Rokat rumah dan pakarangan merupakan tradisi masyarakat Madura yang dilaksanakan setiap memasuki bulan baru hijriah. Masyarakat Madura menyebutnya bulan Sora (Muharram atau Suro). Rokat pamengkang merupakan sebuah ritual yang memadukan antara tradisi dan agama.
Sebagian besar orang maupun keluarga di Madura bisa dipastikan memiliki tanah pekarangan. Mereka lazim menyebutnya “tana pakarangan atau tana pamengkang” yang diwarisi dari para leluhurnya pada tempo dulu sebagai salah satu tali pengikat hubungan antara orang tua dengan anak cucunya. Perlu diketahui bahwa tanah pekarangan biasanya merupakan tanah yang di atasnya dibangun rumah serta menjadi asal muasal atau keberlangsungan hidup dalam satu keluarga tersebut.
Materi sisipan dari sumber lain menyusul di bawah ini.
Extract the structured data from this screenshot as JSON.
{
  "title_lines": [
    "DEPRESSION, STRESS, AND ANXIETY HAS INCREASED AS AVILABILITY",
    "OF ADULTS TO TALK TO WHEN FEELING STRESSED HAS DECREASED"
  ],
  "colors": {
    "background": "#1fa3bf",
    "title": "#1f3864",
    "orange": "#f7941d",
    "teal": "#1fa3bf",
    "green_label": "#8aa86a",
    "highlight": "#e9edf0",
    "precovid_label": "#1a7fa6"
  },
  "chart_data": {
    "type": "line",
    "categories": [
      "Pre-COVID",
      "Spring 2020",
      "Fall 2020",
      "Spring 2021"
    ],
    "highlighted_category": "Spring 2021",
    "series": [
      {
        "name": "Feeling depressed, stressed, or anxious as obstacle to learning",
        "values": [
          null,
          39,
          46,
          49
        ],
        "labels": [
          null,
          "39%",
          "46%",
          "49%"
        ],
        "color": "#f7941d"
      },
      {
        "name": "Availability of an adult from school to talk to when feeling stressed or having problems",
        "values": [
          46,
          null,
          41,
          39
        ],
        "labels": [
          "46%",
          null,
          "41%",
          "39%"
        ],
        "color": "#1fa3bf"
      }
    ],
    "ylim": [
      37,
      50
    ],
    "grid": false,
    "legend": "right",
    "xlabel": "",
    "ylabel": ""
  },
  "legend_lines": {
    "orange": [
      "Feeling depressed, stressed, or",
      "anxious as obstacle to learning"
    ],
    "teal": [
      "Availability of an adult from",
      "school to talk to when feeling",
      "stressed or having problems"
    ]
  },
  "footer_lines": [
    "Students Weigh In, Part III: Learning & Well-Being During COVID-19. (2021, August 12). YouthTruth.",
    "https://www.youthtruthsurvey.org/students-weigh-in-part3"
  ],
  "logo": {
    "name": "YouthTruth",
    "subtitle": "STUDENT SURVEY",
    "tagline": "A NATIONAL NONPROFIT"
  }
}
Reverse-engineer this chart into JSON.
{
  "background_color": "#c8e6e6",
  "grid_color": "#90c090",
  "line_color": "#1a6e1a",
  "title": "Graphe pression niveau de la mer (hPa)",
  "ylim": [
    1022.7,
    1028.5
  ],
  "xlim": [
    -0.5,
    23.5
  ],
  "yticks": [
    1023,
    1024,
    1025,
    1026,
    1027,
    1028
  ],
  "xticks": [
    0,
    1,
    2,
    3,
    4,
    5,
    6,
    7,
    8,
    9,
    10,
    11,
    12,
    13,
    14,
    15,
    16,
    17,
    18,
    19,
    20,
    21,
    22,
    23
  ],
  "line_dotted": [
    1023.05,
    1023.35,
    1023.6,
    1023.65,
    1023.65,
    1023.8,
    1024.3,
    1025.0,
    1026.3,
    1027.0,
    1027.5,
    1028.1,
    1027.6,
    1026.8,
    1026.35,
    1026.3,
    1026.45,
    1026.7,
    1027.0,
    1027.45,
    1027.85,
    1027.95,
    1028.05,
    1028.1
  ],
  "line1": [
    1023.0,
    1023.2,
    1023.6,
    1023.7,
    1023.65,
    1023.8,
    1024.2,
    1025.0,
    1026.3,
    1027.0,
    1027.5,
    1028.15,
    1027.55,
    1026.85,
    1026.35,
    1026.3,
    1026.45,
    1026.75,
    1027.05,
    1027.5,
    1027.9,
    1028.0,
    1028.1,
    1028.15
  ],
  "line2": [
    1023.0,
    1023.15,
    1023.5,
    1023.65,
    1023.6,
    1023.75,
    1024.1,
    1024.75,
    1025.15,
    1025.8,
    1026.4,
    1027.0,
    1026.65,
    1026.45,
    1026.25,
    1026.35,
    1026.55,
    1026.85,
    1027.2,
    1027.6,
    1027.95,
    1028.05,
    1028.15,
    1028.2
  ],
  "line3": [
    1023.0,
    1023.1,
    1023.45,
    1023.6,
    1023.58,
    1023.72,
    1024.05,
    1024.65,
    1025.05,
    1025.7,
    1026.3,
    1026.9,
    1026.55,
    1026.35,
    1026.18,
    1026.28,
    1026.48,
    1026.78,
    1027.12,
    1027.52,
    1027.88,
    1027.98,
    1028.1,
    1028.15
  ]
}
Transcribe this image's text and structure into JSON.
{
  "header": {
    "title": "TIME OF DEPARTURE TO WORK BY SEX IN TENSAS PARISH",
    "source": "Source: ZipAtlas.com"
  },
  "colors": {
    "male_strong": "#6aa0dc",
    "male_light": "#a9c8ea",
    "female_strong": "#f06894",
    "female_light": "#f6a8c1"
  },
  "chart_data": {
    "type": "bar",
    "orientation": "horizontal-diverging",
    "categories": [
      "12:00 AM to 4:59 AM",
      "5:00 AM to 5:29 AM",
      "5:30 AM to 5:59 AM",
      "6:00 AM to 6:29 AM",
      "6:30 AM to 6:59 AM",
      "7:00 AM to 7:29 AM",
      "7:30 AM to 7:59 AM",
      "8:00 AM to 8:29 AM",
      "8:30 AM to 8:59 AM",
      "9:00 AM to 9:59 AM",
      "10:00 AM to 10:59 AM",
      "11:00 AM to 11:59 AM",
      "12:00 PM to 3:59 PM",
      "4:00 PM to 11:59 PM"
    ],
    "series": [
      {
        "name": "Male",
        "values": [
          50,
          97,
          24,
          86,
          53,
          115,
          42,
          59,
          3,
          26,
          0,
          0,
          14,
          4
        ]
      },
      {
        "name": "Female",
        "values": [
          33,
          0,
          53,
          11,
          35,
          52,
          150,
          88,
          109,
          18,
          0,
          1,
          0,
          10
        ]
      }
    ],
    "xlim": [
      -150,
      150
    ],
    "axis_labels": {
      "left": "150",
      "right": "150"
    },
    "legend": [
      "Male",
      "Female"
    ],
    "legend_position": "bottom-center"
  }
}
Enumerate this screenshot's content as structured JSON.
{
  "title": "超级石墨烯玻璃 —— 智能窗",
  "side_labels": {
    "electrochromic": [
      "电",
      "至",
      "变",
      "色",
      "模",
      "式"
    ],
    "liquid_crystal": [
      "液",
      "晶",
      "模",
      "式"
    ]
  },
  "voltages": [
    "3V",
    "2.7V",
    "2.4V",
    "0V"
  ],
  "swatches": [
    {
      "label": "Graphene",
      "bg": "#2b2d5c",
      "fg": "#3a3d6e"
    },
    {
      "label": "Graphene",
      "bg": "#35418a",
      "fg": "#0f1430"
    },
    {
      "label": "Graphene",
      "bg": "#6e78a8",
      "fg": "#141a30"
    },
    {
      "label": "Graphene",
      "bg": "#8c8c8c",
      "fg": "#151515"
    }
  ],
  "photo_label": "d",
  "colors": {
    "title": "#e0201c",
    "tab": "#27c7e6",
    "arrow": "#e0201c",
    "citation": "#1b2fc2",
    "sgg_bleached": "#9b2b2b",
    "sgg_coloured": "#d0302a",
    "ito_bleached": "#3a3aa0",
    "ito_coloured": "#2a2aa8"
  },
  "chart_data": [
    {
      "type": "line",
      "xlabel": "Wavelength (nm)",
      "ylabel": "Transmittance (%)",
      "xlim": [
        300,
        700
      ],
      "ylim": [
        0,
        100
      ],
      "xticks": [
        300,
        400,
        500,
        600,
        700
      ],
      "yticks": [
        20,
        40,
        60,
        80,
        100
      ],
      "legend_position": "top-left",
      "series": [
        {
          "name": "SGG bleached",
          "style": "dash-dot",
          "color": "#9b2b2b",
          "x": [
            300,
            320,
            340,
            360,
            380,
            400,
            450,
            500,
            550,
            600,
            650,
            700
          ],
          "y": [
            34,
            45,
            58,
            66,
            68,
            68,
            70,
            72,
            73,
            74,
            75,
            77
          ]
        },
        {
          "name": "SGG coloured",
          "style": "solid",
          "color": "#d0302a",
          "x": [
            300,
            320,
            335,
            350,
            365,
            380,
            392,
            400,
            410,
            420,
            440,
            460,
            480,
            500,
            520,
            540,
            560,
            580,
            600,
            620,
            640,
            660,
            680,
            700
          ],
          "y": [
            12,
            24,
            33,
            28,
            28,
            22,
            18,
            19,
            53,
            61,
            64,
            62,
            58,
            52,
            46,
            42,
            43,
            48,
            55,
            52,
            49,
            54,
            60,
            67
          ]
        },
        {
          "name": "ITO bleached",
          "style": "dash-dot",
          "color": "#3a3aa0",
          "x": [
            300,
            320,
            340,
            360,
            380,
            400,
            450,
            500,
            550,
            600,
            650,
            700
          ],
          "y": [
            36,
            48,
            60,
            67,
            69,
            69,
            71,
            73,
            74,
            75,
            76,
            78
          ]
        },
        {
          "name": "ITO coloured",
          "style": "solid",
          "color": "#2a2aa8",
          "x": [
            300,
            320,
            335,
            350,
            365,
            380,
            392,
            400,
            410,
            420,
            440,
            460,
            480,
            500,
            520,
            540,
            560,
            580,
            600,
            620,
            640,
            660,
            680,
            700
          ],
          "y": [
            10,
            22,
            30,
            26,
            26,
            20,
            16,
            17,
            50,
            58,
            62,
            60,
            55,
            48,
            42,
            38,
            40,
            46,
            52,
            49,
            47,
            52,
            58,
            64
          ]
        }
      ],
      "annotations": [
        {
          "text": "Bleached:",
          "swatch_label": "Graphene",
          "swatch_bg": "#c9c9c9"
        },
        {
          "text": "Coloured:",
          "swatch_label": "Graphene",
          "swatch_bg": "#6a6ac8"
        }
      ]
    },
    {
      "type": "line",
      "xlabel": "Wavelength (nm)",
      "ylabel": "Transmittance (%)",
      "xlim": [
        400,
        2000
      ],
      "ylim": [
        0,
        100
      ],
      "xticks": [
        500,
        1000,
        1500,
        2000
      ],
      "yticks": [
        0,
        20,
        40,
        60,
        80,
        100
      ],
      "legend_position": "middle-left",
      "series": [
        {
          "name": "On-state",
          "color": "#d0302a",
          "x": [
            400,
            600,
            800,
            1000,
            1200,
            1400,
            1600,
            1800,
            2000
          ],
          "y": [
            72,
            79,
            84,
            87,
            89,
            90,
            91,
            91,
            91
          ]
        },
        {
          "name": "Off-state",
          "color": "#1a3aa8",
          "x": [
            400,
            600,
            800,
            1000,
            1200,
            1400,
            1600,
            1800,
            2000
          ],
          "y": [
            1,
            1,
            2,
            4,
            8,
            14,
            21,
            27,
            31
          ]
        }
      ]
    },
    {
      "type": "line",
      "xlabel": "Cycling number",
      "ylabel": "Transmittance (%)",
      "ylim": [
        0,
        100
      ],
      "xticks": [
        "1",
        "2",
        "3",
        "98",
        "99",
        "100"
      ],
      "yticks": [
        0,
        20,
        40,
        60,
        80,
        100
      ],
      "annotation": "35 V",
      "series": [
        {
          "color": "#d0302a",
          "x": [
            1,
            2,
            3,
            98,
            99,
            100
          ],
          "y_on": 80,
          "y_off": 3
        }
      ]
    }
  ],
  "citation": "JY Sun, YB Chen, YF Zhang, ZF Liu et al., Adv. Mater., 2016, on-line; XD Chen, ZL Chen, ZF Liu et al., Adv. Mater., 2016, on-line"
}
Tanah pekarangan yang di dalamnya terdiri atas bangunan rumah, tentu bagi masyarakat Madura sangatlah sakral. Sebagai warisan para leluhurnya, tanah tersebut merupakan anugerah terbesar yang dilimpahkan Tuhan yang Maha Kuasa. Maka, tanah tersebut dirasa perlu untuk dirokat sebagai bentuk syukur kepada Tuhan yang telah memberikan rezeki pada makhluknya, dan sebagai bentuk rasa terima kasih kepada para leluhurnya. Tradisi ini, orang Madura mengenalnya dengan istilah rokat rumah yang biasa disebut ‘bhendhem konthong’ dan rokat pakarangan.
Rumah dan pekarangan merupakan sebuah anugerah Allah SWT sebagai bentuk taburan rezeki kepada para penghuni bumi ini, serta sebagai salah satu warisan para leluhur. Tentu, hal tersebut menjadi kewajiban atas pemiliknya untuk bersyukur dengan cara bersedekah, seperti halnya melaksanakan ritual adat masyarakat Madura. Hal yang bersifat sakral seakan sudah melekat antara tradisi dan agama, serta menjadi nilai kultur tersendiri bagi masyarakatnya. Seolah tradisi itu adalah anjuran agama. Mereka beranggapan jika tanah pekarangan itu tidak dilakukan ritual rokat akan terkena bala bencana atau hal-hal negatif lainnya dari yang memberikan tanah warisan tersebut.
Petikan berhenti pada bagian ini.